Telling someone they have a flaw, in my opinion, is very cruel. It suggests that whatever negative you are pointing out is an integral part of their personality.
What I prefer to do is deal with specific situations. You’re moving a bit slowly on the washing machine project. Is there anything I can do to help move it along? (Ok, I don’t usually act so helpful, but I probably should. As long as she wants to go to the laundromat, it’s not a big deal for me. It gets her out of the house.)
In any case, unless it’s a positive, I would never want to tell someone that a negative is part of their makeup. It isn’t helpful.
So I try to take a problem solving approach. It’s never helpful to tell someone they are lazy. Let’s figure out how we can move the project along.
So my wife has a low libido and I have a high one, and sex is what tells me someone really means it when they say they love me. I’m not going to tell her she’s a refuser. She’s not going to tell me I’m a sex maniac. We’re going to counseling and we’re going to see if there’s some way to work through it. I say we have a mismatch in libidos.
Are we upfront? I wouldn’t exactly say we are, but then again, some things are hard to identify (libido), and other things seem pointless to identify (slowness on purchasing washing machine).

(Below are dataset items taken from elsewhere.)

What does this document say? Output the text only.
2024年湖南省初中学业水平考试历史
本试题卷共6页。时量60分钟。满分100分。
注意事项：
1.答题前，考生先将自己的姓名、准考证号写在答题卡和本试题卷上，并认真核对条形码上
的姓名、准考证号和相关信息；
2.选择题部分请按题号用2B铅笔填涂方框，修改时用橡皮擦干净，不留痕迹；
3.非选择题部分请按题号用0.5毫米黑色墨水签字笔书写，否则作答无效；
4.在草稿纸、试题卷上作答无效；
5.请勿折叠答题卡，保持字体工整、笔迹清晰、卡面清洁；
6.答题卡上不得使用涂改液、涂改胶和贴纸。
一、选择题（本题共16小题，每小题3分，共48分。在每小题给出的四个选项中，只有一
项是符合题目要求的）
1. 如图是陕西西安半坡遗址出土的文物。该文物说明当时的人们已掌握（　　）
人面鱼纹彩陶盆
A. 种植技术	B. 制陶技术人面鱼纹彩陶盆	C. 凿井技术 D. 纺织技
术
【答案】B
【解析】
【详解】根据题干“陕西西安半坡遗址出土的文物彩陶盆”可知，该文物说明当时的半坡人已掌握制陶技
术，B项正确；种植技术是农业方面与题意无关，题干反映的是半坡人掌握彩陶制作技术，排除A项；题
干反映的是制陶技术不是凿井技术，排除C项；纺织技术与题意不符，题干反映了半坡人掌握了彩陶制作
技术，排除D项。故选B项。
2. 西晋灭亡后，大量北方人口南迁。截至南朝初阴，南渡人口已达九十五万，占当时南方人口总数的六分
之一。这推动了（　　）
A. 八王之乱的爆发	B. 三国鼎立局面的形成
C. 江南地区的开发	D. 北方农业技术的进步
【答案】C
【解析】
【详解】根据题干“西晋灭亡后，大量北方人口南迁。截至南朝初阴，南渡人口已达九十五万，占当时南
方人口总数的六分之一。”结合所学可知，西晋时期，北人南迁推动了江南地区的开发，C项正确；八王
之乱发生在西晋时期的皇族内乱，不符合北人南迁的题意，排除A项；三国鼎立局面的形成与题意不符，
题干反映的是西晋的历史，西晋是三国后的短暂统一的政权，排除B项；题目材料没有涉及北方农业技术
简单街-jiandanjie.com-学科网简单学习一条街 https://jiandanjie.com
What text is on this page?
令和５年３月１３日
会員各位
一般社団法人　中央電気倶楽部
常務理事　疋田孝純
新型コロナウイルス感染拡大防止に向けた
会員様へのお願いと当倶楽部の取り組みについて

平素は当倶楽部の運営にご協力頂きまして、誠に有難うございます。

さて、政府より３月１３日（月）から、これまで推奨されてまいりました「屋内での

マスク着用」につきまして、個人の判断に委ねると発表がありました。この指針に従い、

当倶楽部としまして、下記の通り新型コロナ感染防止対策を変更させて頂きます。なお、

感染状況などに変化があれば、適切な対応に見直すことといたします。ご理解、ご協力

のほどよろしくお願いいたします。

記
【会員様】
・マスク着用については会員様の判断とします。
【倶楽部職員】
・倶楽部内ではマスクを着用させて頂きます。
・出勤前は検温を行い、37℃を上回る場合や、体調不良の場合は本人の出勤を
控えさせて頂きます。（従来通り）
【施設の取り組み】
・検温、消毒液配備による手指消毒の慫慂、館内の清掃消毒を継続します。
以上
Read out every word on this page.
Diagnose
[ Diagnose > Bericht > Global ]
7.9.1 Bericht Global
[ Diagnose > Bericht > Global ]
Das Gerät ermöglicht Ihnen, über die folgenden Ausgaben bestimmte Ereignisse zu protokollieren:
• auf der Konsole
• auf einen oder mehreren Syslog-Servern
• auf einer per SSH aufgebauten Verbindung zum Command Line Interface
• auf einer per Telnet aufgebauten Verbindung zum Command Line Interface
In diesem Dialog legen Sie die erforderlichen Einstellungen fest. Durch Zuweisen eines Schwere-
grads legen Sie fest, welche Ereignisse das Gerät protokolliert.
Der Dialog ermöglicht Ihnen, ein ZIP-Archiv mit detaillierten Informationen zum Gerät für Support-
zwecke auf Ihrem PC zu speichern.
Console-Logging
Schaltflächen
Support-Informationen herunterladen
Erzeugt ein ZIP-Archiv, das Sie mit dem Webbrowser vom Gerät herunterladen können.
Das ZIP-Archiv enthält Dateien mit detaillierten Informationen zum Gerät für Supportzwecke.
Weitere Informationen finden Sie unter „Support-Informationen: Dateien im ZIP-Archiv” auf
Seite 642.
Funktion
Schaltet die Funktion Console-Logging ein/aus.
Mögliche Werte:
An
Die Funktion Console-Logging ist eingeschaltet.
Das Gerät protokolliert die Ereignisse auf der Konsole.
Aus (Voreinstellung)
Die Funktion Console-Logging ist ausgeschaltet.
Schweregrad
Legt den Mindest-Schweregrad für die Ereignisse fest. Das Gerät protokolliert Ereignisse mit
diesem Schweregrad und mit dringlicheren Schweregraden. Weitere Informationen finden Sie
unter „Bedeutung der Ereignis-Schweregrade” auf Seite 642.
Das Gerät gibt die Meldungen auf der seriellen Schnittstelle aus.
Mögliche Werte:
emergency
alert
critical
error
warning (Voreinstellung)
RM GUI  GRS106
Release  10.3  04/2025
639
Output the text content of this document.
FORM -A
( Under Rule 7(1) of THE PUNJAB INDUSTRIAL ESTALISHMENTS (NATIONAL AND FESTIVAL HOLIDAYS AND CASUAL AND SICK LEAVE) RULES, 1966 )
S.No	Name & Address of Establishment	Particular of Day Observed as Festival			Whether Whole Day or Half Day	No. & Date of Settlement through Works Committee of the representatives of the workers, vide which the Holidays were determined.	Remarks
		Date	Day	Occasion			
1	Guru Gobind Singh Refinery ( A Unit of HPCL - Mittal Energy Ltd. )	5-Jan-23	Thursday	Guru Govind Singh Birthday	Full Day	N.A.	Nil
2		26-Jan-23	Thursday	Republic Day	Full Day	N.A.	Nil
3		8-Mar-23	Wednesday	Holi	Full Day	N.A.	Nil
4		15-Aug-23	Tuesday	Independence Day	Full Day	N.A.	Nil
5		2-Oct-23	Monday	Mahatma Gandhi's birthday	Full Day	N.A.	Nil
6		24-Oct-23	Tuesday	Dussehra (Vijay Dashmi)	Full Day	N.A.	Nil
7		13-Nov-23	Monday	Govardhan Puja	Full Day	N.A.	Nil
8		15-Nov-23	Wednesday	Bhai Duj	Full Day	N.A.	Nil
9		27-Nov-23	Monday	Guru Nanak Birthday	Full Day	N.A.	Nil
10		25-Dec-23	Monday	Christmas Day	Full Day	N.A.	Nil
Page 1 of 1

You mentioned a number of issues. My advice is to take them as behaviors. If you think he has no taste in clothes, you don’t tell him that. You say you’d like to dress him in a way that pleases you more. If he is chronically late, you don’t tell him he can’t ever keep an appointment, you talk about what you can do or what he can do to make sure he stays on time.
If you think he’s not very bright…. What the hell are you doing with someone who is not very bright? Can you spell “deal breaker?”
I don’t know what you mean by up front, but I think communication between SOs is pretty subtle, and it is important to take care of feelings. One does not want to rub an SO’s face in some negative opinion. One wants to build the relationship, not tear it apart, so one finds a way to do that. Being “up front” is not necessarily a way to do that.